The Ethical Practitioner vs. the Ethical Consultant

There are ethical people out there and they are in the majority by my counting.

Whatever the number is or the percentages, we need a lot more of them because American businesses are largely dysfunctional when it comes to how we hire people, how we train, and how we treat each other.

We just aren’t very ethical but think otherwise most of the time.

Now we have people popping up out of the woodwork flaunting their skills as ethical consultants and trainers.

Just what to they think they know about ethical behavior that would have lasting value for a client?

I don’t have anything against consultants in general, but they are hired to solve problems for clients.
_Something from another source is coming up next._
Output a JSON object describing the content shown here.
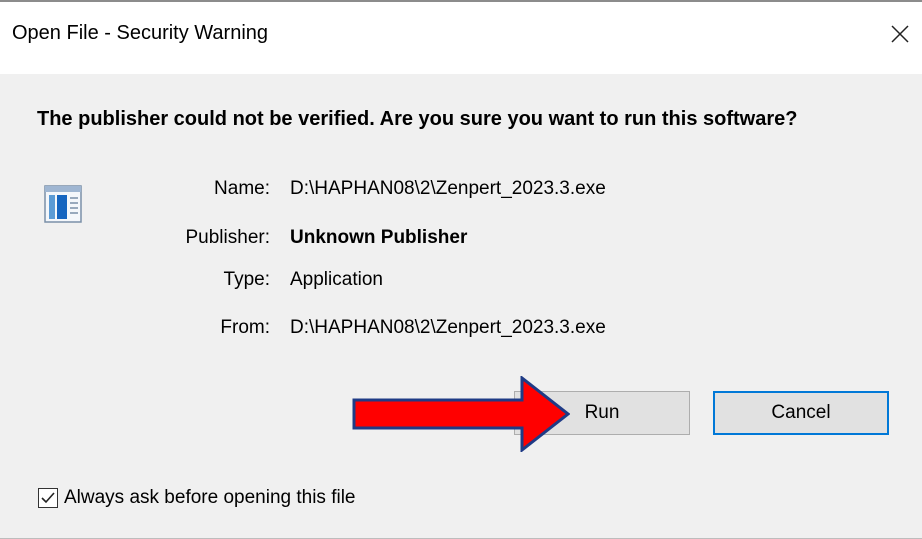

That means defining the scope of some project upfront and agreeing in advance on milestones and deliverables.

What does an ethical practitioner like myself do that is different and have client value?

I work with the clients in an open-ended arrangement addressing issues and setting goals along the way.

I’m not interested in hitting a few targets, milestones, objectives, deliverables ect., collecting payment and then hitting the pavement for home.

An ethical practitioner like me develops clients for the long haul.

I contribute over time to build better ethical cultures.

I am a subject matter expert who is unique and rare; a former sales and marketing executive who crossed the line and committed fraud against a multi-billion dollar company. It cost me my freedom.

More importantly, I took ownership of my problem and accepted personal responsibility for my lack of good judgement.

Ethics comes from within. Do your best every day.